The C++ standard doesn't specify the size of an int. (It says that sizeof(char) == 1, and sizeof(char) <= sizeof(short) <= sizeof(int) <= sizeof(long).
So there doesn't have to be a relation to register size. A fully conforming C++ implementation could give you 256 byte integers on your PC with 32-bit registers. But it'd be inefficient.
So yes, in practice, the size of the int datatype is generally equal to the size of the CPU's general-purpose registers, since that is by far the most efficient option.
If an int was bigger than a register, then simple arithmetic operations would require more than one instruction, which would be costly. If they were smaller than a register, then loading and storing the values of a register would require the program to mask out the unused bits, to avoid overwriting other data. (That is why the int datatype is typically more efficient than short.)
(Some languages simply require an int to be 32-bit, in which case there is obviously no relation to register size --- other than that 32-bit is chosen because it is a common register size)
Going strictly by the standard, there is no guarantee as to how big/small an int is, much less any relation to the register size. Also, some architectures have different sizes of registers (i.e: not all registers on the CPU are the same size) and memory isn't always accessed using just one register (like DOS with its Segment:Offset addressing).

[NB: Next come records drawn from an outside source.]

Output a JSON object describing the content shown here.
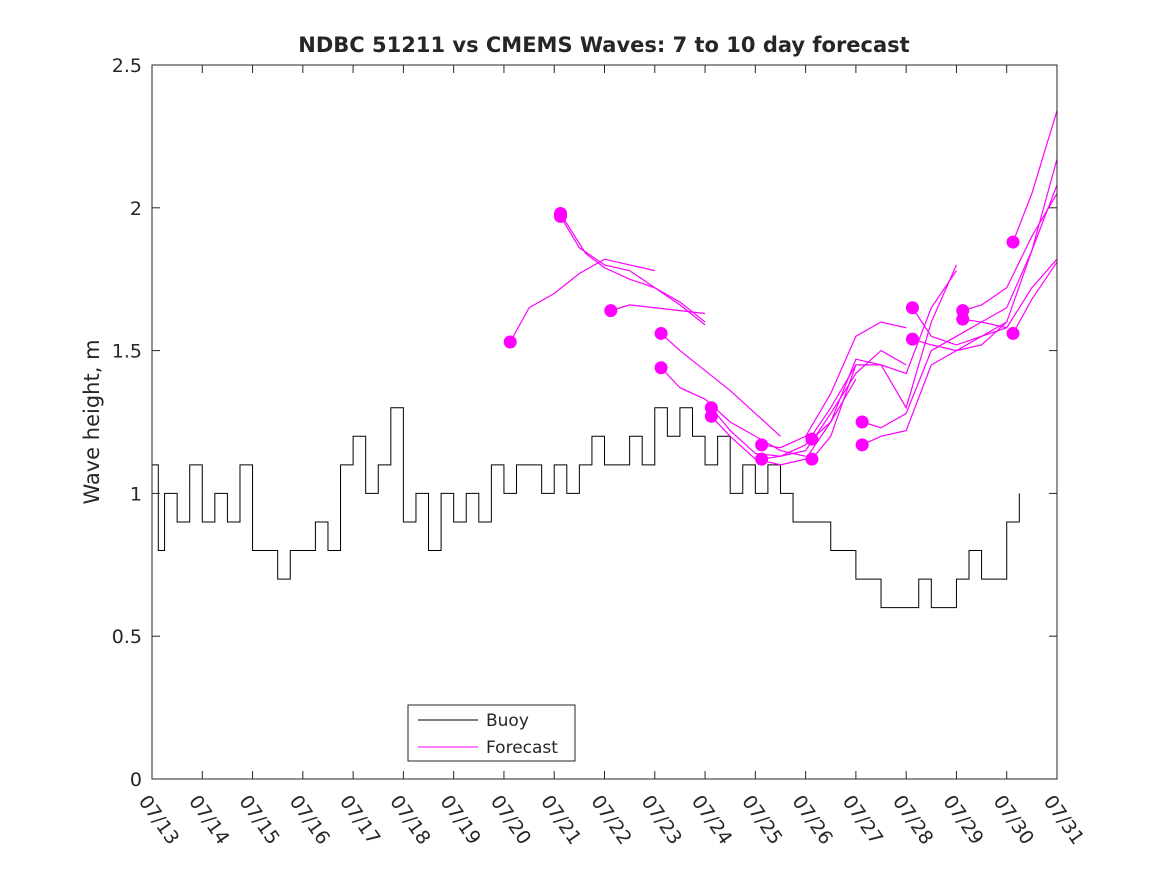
{
  "chart_data": {
    "type": "line",
    "title": "NDBC 51211 vs CMEMS Waves: 7 to 10 day forecast",
    "xlabel": "",
    "ylabel": "Wave height, m",
    "x_is_date": true,
    "xlim": [
      "07/13",
      "07/31"
    ],
    "ylim": [
      0,
      2.5
    ],
    "xtick_labels": [
      "07/13",
      "07/14",
      "07/15",
      "07/16",
      "07/17",
      "07/18",
      "07/19",
      "07/20",
      "07/21",
      "07/22",
      "07/23",
      "07/24",
      "07/25",
      "07/26",
      "07/27",
      "07/28",
      "07/29",
      "07/30",
      "07/31"
    ],
    "ytick_labels": [
      "0",
      "0.5",
      "1",
      "1.5",
      "2",
      "2.5"
    ],
    "grid": false,
    "legend_position": "bottom-left",
    "colors": {
      "buoy": "#000000",
      "forecast": "#ff00ff",
      "axes": "#262626"
    },
    "legend": [
      "Buoy",
      "Forecast"
    ],
    "series": [
      {
        "name": "Buoy",
        "style": "line",
        "x": [
          "07/13 00:00",
          "07/13 03:00",
          "07/13 06:00",
          "07/13 12:00",
          "07/13 18:00",
          "07/14 00:00",
          "07/14 06:00",
          "07/14 12:00",
          "07/14 18:00",
          "07/15 00:00",
          "07/15 06:00",
          "07/15 12:00",
          "07/15 18:00",
          "07/16 00:00",
          "07/16 06:00",
          "07/16 12:00",
          "07/16 18:00",
          "07/17 00:00",
          "07/17 06:00",
          "07/17 12:00",
          "07/17 18:00",
          "07/18 00:00",
          "07/18 06:00",
          "07/18 12:00",
          "07/18 18:00",
          "07/19 00:00",
          "07/19 06:00",
          "07/19 12:00",
          "07/19 18:00",
          "07/20 00:00",
          "07/20 06:00",
          "07/20 12:00",
          "07/20 18:00",
          "07/21 00:00",
          "07/21 06:00",
          "07/21 12:00",
          "07/21 18:00",
          "07/22 00:00",
          "07/22 06:00",
          "07/22 12:00",
          "07/22 18:00",
          "07/23 00:00",
          "07/23 06:00",
          "07/23 12:00",
          "07/23 18:00",
          "07/24 00:00",
          "07/24 06:00",
          "07/24 12:00",
          "07/24 18:00",
          "07/25 00:00",
          "07/25 06:00",
          "07/25 12:00",
          "07/25 18:00",
          "07/26 00:00",
          "07/26 06:00",
          "07/26 12:00",
          "07/26 18:00",
          "07/27 00:00",
          "07/27 06:00",
          "07/27 12:00",
          "07/27 18:00",
          "07/28 00:00",
          "07/28 06:00",
          "07/28 12:00",
          "07/28 18:00",
          "07/29 00:00",
          "07/29 06:00",
          "07/29 12:00",
          "07/29 18:00",
          "07/30 00:00",
          "07/30 06:00"
        ],
        "y": [
          1.1,
          0.8,
          1.0,
          0.9,
          1.1,
          0.9,
          1.0,
          0.9,
          1.1,
          0.8,
          0.8,
          0.7,
          0.8,
          0.8,
          0.9,
          0.8,
          1.1,
          1.2,
          1.0,
          1.1,
          1.3,
          0.9,
          1.0,
          0.8,
          1.0,
          0.9,
          1.0,
          0.9,
          1.1,
          1.0,
          1.1,
          1.1,
          1.0,
          1.1,
          1.0,
          1.1,
          1.2,
          1.1,
          1.1,
          1.2,
          1.1,
          1.3,
          1.2,
          1.3,
          1.2,
          1.1,
          1.2,
          1.0,
          1.1,
          1.0,
          1.1,
          1.0,
          0.9,
          0.9,
          0.9,
          0.8,
          0.8,
          0.7,
          0.7,
          0.6,
          0.6,
          0.6,
          0.7,
          0.6,
          0.6,
          0.7,
          0.8,
          0.7,
          0.7,
          0.9,
          1.0
        ]
      },
      {
        "name": "Forecast",
        "style": "line-with-start-markers",
        "runs": [
          {
            "x": [
              "07/20 03:00",
              "07/20 12:00",
              "07/21 00:00",
              "07/21 12:00",
              "07/22 00:00",
              "07/22 12:00",
              "07/23 00:00"
            ],
            "y": [
              1.53,
              1.65,
              1.7,
              1.77,
              1.82,
              1.8,
              1.78
            ]
          },
          {
            "x": [
              "07/21 03:00",
              "07/21 15:00",
              "07/22 00:00",
              "07/22 12:00",
              "07/23 00:00",
              "07/23 12:00",
              "07/24 00:00"
            ],
            "y": [
              1.98,
              1.84,
              1.79,
              1.75,
              1.72,
              1.67,
              1.6
            ]
          },
          {
            "x": [
              "07/21 03:00",
              "07/21 12:00",
              "07/22 00:00",
              "07/22 12:00",
              "07/23 00:00",
              "07/23 12:00",
              "07/24 00:00"
            ],
            "y": [
              1.97,
              1.86,
              1.8,
              1.78,
              1.72,
              1.66,
              1.59
            ]
          },
          {
            "x": [
              "07/22 03:00",
              "07/22 12:00",
              "07/23 00:00",
              "07/23 12:00",
              "07/24 00:00"
            ],
            "y": [
              1.64,
              1.66,
              1.65,
              1.64,
              1.63
            ]
          },
          {
            "x": [
              "07/23 03:00",
              "07/23 12:00",
              "07/24 00:00",
              "07/24 12:00",
              "07/25 00:00",
              "07/25 12:00"
            ],
            "y": [
              1.56,
              1.5,
              1.43,
              1.36,
              1.28,
              1.2
            ]
          },
          {
            "x": [
              "07/23 03:00",
              "07/23 12:00",
              "07/24 00:00",
              "07/24 12:00",
              "07/25 00:00",
              "07/25 12:00",
              "07/26 00:00"
            ],
            "y": [
              1.44,
              1.37,
              1.33,
              1.25,
              1.2,
              1.15,
              1.13
            ]
          },
          {
            "x": [
              "07/24 03:00",
              "07/24 12:00",
              "07/25 00:00",
              "07/25 12:00",
              "07/26 00:00",
              "07/26 12:00",
              "07/27 00:00"
            ],
            "y": [
              1.3,
              1.22,
              1.14,
              1.13,
              1.17,
              1.3,
              1.45
            ]
          },
          {
            "x": [
              "07/24 03:00",
              "07/24 12:00",
              "07/25 00:00",
              "07/25 12:00",
              "07/26 00:00",
              "07/26 12:00",
              "07/27 00:00"
            ],
            "y": [
              1.27,
              1.2,
              1.12,
              1.1,
              1.12,
              1.25,
              1.4
            ]
          },
          {
            "x": [
              "07/25 03:00",
              "07/25 12:00",
              "07/26 00:00",
              "07/26 12:00",
              "07/27 00:00",
              "07/27 12:00",
              "07/28 00:00"
            ],
            "y": [
              1.17,
              1.16,
              1.2,
              1.35,
              1.55,
              1.6,
              1.58
            ]
          },
          {
            "x": [
              "07/25 03:00",
              "07/25 12:00",
              "07/26 00:00",
              "07/26 12:00",
              "07/27 00:00",
              "07/27 12:00",
              "07/28 00:00"
            ],
            "y": [
              1.12,
              1.13,
              1.15,
              1.28,
              1.42,
              1.5,
              1.45
            ]
          },
          {
            "x": [
              "07/26 03:00",
              "07/26 12:00",
              "07/27 00:00",
              "07/27 12:00",
              "07/28 00:00",
              "07/28 12:00",
              "07/29 00:00"
            ],
            "y": [
              1.19,
              1.25,
              1.47,
              1.45,
              1.3,
              1.6,
              1.8
            ]
          },
          {
            "x": [
              "07/26 03:00",
              "07/26 12:00",
              "07/27 00:00",
              "07/27 12:00",
              "07/28 00:00",
              "07/28 12:00",
              "07/29 00:00"
            ],
            "y": [
              1.12,
              1.2,
              1.45,
              1.45,
              1.42,
              1.65,
              1.78
            ]
          },
          {
            "x": [
              "07/27 03:00",
              "07/27 12:00",
              "07/28 00:00",
              "07/28 12:00",
              "07/29 00:00",
              "07/29 12:00",
              "07/30 00:00"
            ],
            "y": [
              1.25,
              1.23,
              1.28,
              1.5,
              1.55,
              1.6,
              1.58
            ]
          },
          {
            "x": [
              "07/27 03:00",
              "07/27 12:00",
              "07/28 00:00",
              "07/28 12:00",
              "07/29 00:00",
              "07/29 12:00",
              "07/30 00:00"
            ],
            "y": [
              1.17,
              1.2,
              1.22,
              1.45,
              1.5,
              1.55,
              1.6
            ]
          },
          {
            "x": [
              "07/28 03:00",
              "07/28 12:00",
              "07/29 00:00",
              "07/29 12:00",
              "07/30 00:00",
              "07/30 12:00",
              "07/31 00:00"
            ],
            "y": [
              1.65,
              1.55,
              1.52,
              1.55,
              1.58,
              1.72,
              1.82
            ]
          },
          {
            "x": [
              "07/28 03:00",
              "07/28 12:00",
              "07/29 00:00",
              "07/29 12:00",
              "07/30 00:00",
              "07/30 12:00",
              "07/31 00:00"
            ],
            "y": [
              1.54,
              1.52,
              1.5,
              1.52,
              1.6,
              1.85,
              2.08
            ]
          },
          {
            "x": [
              "07/29 03:00",
              "07/29 12:00",
              "07/30 00:00",
              "07/30 12:00",
              "07/31 00:00"
            ],
            "y": [
              1.64,
              1.66,
              1.72,
              1.9,
              2.05
            ]
          },
          {
            "x": [
              "07/29 03:00",
              "07/29 12:00",
              "07/30 00:00",
              "07/30 12:00",
              "07/31 00:00"
            ],
            "y": [
              1.61,
              1.6,
              1.65,
              1.85,
              2.17
            ]
          },
          {
            "x": [
              "07/30 03:00",
              "07/30 12:00",
              "07/31 00:00"
            ],
            "y": [
              1.88,
              2.05,
              2.34
            ]
          },
          {
            "x": [
              "07/30 03:00",
              "07/30 12:00",
              "07/31 00:00"
            ],
            "y": [
              1.56,
              1.68,
              1.81
            ]
          }
        ]
      }
    ]
  }
}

With all that said, however, in most cases int is the same size as the "regular" registers since it's supposed to be the most commonly used basic type and that's what CPUs are optimized to operate on.

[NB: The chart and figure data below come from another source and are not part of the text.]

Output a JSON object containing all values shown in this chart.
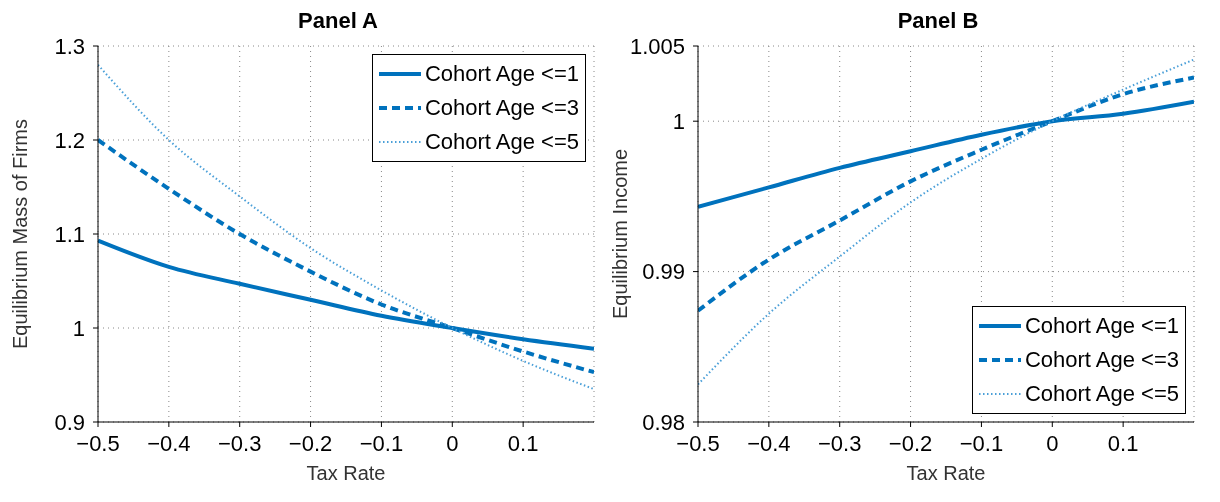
{
  "chart_data": [
    {
      "type": "line",
      "title": "Panel A",
      "xlabel": "Tax Rate",
      "ylabel": "Equilibrium Mass of Firms",
      "x": [
        -0.5,
        -0.4,
        -0.3,
        -0.2,
        -0.1,
        0,
        0.1,
        0.2
      ],
      "series": [
        {
          "name": "Cohort Age <=1",
          "color": "#0072bd",
          "line_style": "solid",
          "values": [
            1.093,
            1.065,
            1.047,
            1.03,
            1.013,
            1.0,
            0.988,
            0.978
          ]
        },
        {
          "name": "Cohort Age <=3",
          "color": "#0072bd",
          "line_style": "dashed",
          "values": [
            1.2,
            1.148,
            1.1,
            1.06,
            1.025,
            1.0,
            0.975,
            0.953
          ]
        },
        {
          "name": "Cohort Age <=5",
          "color": "#4a9fd8",
          "line_style": "dotted",
          "values": [
            1.28,
            1.2,
            1.14,
            1.085,
            1.04,
            1.0,
            0.965,
            0.935
          ]
        }
      ],
      "xlim": [
        -0.5,
        0.2
      ],
      "xticks": [
        -0.5,
        -0.4,
        -0.3,
        -0.2,
        -0.1,
        0,
        0.1
      ],
      "ylim": [
        0.9,
        1.3
      ],
      "yticks": [
        0.9,
        1,
        1.1,
        1.2,
        1.3
      ],
      "grid": true,
      "legend": "top right"
    },
    {
      "type": "line",
      "title": "Panel B",
      "xlabel": "Tax Rate",
      "ylabel": "Equilibrium Income",
      "x": [
        -0.5,
        -0.4,
        -0.3,
        -0.2,
        -0.1,
        0,
        0.1,
        0.2
      ],
      "series": [
        {
          "name": "Cohort Age <=1",
          "color": "#0072bd",
          "line_style": "solid",
          "values": [
            0.9943,
            0.9956,
            0.9969,
            0.998,
            0.9991,
            1.0,
            1.0005,
            1.0013
          ]
        },
        {
          "name": "Cohort Age <=3",
          "color": "#0072bd",
          "line_style": "dashed",
          "values": [
            0.9874,
            0.9908,
            0.9934,
            0.996,
            0.9981,
            1.0,
            1.0018,
            1.0029
          ]
        },
        {
          "name": "Cohort Age <=5",
          "color": "#4a9fd8",
          "line_style": "dotted",
          "values": [
            0.9825,
            0.9872,
            0.991,
            0.9946,
            0.9975,
            1.0,
            1.0021,
            1.0041
          ]
        }
      ],
      "xlim": [
        -0.5,
        0.2
      ],
      "xticks": [
        -0.5,
        -0.4,
        -0.3,
        -0.2,
        -0.1,
        0,
        0.1
      ],
      "ylim": [
        0.98,
        1.005
      ],
      "yticks": [
        0.98,
        0.99,
        1,
        1.005
      ],
      "grid": true,
      "legend": "bottom right"
    }
  ]
}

AFAIK, there is no direct link between register size and the size of int.
However, since you know for which platform you're compiling the application, you can define your own type alias with the sizes you need:
Example
#ifdef WIN32 // Types for Win32 target
#define Int16 short
#define Int32 int
// .. etc.
#elif defined // for another target
Then, use the declared aliases.
I am not totally aware, if I understand this correct, since some different problems (memory sizes, allocation, register sizes, performance?) are mixed here.
What I could say is (just taking the headline), that on most actual processors for maximum speed you should use integers that match register size. The reason is, that when using smaller integers, you have the advantage of needing less memory, but for example on the x86 architecture, an additional command for conversion is needed. Also on Intel you have the problem, that accesses to unaligned (mostly on register-sized boundaries) memory will give some penality. Off course, on todays processors things are even more complex, since the CPUs are able to process commands in parallel. So you end up fine tuning for some architecture.

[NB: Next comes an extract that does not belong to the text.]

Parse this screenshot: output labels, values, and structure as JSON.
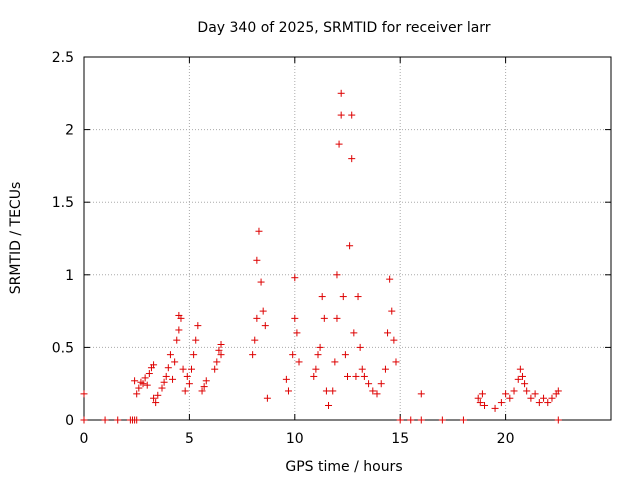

So the best guess -- without knowing the architectore -- speeedwise is, to use register sized ints, as long you can afford the memory.
I don't have a copy of the standard, but my old copy of The C Programming Language says (section 2.2) int refers to "an integer, typically reflecting the natural size of integers on the host machine." My copy of The C++ Programming Language says (section 4.6) "the int type is supposed to be chosen to be the most suitable for holding and manipulating integers on a given computer."
You're not the only person to say "I'll admit that this is technically a flaw, but it's not really exploitable."
There are different kinds of registers with different sizes. What's important are the address registers, not the general purpose ones. If the machine is 64-bit, then the address registers (or some combination of them) must be 64-bits, even if the general-purpose registers are 32-bit. In this case, the compiler may have to do some extra work to actually compute 64-bit addresses using multiple general purpose registers.
If you don't think that hardware manufacturers ever make odd design choices for their registers, then you probably never had to deal with the original 8086 "real mode" addressing.